Fibroids are classified according to their location within the uterus. There are three primary types of fibroids:

  • Subserosal fibroids develop in the outer portion of the uterus and continue to grow outward. These typically do not affect a woman’s menstrual flow, but can cause pain due to their size and pressure on other organs.
  • Intramural fibroids are the most common type and develop within the uterine wall and expand, which makes the uterus feel larger than normal (and may cause “bulk symptoms”). Symptoms associated with intramural fibroids are heavy menstrual flow, pelvic pain, back pain, frequent urination and pressure.

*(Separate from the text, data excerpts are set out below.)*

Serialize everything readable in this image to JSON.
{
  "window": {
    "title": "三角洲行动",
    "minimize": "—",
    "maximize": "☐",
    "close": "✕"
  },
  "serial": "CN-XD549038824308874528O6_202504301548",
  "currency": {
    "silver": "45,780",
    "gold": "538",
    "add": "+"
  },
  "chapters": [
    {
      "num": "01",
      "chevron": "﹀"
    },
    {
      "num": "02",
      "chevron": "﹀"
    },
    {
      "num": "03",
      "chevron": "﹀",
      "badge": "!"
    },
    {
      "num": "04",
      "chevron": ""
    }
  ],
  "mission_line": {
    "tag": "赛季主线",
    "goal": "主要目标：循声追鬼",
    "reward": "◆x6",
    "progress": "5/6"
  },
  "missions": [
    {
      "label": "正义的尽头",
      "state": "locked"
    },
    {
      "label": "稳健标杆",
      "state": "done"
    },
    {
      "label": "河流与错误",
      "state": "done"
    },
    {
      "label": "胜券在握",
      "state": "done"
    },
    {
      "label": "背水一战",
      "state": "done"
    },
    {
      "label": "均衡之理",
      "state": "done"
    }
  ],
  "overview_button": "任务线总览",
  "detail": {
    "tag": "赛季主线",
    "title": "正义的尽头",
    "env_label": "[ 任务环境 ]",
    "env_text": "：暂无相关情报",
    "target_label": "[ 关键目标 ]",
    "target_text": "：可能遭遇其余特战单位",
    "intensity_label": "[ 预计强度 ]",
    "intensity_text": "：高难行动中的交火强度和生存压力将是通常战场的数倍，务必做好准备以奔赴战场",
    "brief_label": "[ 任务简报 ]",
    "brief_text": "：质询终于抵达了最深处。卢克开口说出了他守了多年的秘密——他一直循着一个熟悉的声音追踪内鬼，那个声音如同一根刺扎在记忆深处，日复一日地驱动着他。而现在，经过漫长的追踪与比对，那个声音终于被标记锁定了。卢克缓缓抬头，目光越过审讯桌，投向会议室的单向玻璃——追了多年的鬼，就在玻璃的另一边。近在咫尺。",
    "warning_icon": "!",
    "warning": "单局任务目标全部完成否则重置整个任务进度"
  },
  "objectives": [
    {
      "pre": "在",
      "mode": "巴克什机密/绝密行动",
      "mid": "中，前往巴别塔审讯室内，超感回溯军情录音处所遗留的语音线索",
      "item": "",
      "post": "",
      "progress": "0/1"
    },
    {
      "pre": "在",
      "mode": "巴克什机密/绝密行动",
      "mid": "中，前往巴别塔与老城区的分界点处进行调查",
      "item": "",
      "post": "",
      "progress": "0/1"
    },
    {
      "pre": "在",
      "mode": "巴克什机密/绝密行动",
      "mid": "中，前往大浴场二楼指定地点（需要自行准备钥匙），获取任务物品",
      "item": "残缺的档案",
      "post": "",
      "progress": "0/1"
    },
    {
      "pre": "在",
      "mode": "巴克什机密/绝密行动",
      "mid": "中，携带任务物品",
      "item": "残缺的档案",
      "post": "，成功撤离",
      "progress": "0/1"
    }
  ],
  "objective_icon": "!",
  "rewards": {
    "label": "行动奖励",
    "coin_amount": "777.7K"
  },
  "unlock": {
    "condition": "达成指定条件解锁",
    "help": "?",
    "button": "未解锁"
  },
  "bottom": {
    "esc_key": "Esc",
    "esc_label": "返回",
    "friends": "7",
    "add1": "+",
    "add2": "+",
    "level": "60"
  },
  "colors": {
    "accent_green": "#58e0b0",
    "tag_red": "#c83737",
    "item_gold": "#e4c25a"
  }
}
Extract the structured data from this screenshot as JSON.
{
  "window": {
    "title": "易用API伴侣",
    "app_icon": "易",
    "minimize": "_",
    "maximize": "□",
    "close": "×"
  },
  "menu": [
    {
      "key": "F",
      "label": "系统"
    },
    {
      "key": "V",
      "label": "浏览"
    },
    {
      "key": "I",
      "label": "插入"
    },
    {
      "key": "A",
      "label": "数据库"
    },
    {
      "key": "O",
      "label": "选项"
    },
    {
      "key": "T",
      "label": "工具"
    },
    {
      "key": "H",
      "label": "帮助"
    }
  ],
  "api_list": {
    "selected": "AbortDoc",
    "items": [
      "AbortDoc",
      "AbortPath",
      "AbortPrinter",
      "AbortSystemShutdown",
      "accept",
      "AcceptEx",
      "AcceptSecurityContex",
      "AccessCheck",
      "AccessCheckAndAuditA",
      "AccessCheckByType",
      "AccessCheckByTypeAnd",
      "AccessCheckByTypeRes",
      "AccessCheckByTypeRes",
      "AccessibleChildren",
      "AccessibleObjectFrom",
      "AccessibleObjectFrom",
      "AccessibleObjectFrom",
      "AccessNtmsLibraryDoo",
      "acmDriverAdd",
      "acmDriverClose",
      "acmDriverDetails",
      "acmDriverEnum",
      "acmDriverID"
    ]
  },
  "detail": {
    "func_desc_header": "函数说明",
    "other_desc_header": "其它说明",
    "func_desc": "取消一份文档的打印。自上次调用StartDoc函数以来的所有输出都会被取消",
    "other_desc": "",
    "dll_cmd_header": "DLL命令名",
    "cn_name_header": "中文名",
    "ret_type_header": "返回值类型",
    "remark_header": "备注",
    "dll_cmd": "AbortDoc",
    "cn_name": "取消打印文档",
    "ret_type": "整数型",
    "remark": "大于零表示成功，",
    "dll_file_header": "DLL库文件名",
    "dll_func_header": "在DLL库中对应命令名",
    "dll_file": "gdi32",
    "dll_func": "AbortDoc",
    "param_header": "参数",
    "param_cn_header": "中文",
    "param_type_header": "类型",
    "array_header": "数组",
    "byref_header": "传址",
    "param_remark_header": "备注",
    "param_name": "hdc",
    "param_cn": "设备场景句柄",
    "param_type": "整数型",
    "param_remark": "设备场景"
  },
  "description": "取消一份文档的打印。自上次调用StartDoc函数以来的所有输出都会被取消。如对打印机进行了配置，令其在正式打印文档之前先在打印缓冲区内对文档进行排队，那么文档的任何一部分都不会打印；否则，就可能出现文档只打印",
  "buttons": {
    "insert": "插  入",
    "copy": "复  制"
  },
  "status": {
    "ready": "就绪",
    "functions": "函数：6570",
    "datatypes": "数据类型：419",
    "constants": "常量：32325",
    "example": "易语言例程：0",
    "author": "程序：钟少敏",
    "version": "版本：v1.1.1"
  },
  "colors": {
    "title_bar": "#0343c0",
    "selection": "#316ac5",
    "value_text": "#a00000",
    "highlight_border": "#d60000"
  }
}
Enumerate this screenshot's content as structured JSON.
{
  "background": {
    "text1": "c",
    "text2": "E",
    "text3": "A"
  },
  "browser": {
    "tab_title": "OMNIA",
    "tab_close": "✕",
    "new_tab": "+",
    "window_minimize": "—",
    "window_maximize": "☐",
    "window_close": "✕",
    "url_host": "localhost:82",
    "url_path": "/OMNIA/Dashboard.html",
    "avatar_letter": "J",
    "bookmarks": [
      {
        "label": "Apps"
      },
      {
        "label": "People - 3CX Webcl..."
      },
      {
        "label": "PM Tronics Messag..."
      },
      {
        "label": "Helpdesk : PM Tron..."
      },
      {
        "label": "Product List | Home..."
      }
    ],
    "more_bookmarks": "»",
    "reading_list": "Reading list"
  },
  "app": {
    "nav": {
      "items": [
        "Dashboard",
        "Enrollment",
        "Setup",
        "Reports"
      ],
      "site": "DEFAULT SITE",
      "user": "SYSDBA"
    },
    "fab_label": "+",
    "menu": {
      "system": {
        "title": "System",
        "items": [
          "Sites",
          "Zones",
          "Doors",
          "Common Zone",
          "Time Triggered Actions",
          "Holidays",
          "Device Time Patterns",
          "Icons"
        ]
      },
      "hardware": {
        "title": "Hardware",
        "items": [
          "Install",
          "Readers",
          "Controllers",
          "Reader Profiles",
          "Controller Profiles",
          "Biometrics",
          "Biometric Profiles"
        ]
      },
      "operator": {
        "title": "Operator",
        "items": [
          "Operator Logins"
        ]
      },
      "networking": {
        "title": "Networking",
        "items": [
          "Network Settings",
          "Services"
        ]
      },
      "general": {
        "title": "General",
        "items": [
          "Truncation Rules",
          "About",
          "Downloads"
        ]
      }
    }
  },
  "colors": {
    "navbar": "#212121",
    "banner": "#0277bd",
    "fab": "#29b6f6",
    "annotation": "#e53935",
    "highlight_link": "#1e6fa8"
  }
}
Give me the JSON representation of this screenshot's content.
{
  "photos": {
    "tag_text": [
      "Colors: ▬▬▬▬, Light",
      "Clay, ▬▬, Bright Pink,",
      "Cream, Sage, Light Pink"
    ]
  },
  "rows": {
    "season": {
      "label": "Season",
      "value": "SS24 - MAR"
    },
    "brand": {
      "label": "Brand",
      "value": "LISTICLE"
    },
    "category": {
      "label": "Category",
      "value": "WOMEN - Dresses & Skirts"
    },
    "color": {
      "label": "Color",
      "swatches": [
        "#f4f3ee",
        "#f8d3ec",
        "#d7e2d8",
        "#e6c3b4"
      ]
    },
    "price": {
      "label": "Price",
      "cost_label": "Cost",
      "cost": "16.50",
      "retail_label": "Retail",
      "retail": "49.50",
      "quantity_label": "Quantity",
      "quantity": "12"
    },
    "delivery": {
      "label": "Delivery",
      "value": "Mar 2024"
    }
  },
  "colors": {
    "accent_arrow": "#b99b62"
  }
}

  • Submucosal fibroids develop just under the lining of the uterine cavity. The least common type of fibroid, they often cause symptoms such as very heavy, prolonged menstrual periods.
  • Pedunculated fibroids occur when the fibroid grows on a stalk. Pedunculated fibroids can either extend into the endometrial cavity, or protrude outside of the uterus.

Fibroids may also be referred to as myoma, leiomyoma, leiomyomata, and fibromyoma. A woman may have one or all of these types of fibroids. It is common for a woman to have multiple fibroids and it may be difficult to understand which fibroid is causing her symptoms. Because fibroid tumors are a diffuse disease of the uterus, there are usually more fibroids present than can be detected because of their small size. Even a woman who has only one visible fibroid needs to assume that there are multiple fibroids present when discussing therapy.